Aku terdiam,pandanganku lurus kedepan.
Memandang senja yang tampak indah terbingkai dari balik jendela kamar.
Kamar gelap penuh kesunyian kontras dengan indahnya pemandangan yang dilukiskan alam.
Senja
Olehku yang berduka
Hai senja
Warnamu indah
Oren kemerahan
Memberi semangat juga kehangatan
Cahayamu memberi ketenangan
Untuk hatiku
Yang mengharu biru
Hai senja
Kau mengantarkan cahaya kehidupan
Mengawali kegelapan malam
Mengantar makhluk
Ke peristirahatan
Hai senja
Lihatlah
Aku terdiam
Memandangmu
Dengan luka
Senyumku hilang
Melayang
Terbawa kegelapan
Terbang bersama kebahagiaan
Melayang
Tinggi ke awan
Hai senja
Teruslah bersinar
Hingga peraduan
Dan aku kembali bahagia
“Hai sayaaaaaang”sapa suara familiar jauh dari balik jendela melambai-lambai penuh kebahagiaan.Wajahnya berseri,ketika mendapati aku menoleh melihat kearahnya tersenyum dan melambai.
“Sudah pukul 5 sore”pikirku tersenyum sinis sendiri.
Ternyata waktu begitu cepat berlalu ketika kita sibuk dan hanya peduli sama rasa yang kita rasakan.Hari ini aku tak bermanfaat,waktu ku habis hanya untuk melamun dan memandang alam.Luka dihati membuatku enggan bergerak sekedar keluar kamar,makan atau menjalani rutinitas seperti biasa.

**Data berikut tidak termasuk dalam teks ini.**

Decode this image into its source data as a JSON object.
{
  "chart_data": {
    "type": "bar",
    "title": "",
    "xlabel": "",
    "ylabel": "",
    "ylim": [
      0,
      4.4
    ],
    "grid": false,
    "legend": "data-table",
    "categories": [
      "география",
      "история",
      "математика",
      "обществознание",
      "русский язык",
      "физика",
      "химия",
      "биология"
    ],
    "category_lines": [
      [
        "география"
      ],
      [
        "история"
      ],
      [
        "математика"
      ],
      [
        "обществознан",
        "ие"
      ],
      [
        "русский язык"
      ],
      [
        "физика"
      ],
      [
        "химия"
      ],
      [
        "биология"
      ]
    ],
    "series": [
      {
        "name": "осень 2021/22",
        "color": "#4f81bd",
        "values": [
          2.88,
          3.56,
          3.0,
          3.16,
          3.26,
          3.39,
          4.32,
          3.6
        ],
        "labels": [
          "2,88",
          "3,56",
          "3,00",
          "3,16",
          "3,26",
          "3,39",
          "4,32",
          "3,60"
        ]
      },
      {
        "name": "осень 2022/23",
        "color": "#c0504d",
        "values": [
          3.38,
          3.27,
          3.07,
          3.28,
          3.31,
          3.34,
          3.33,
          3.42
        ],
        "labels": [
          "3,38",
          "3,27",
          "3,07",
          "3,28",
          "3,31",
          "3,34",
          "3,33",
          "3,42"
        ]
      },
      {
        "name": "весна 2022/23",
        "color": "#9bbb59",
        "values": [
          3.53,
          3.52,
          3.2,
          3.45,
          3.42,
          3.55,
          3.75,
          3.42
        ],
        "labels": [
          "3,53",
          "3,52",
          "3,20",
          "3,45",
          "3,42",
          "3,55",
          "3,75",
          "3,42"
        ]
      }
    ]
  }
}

“Assalammualaikum..”ucapnya memberi salam.Wajahnya cerah meski baru kembali dari rutinitas bekerja seharian.Ia tampak bahagia berbanding terbalik dengan keadaanku yang dirundung duka.
“Waalaikumsalam..”jawabku tersenyum berusaha menjalankan peranku sebagai istri dengan baik meski dalam kungkungan kesedihan luka dan kegamangan hati.Kuraih tangannya kucium penuh bakti.
“Ya tuhan tunjukanlah jalan terbaik atas masalahku”doaku dalam hati.
“Masih sedih ya?”Tanyanya ketika kami saling berpandangan.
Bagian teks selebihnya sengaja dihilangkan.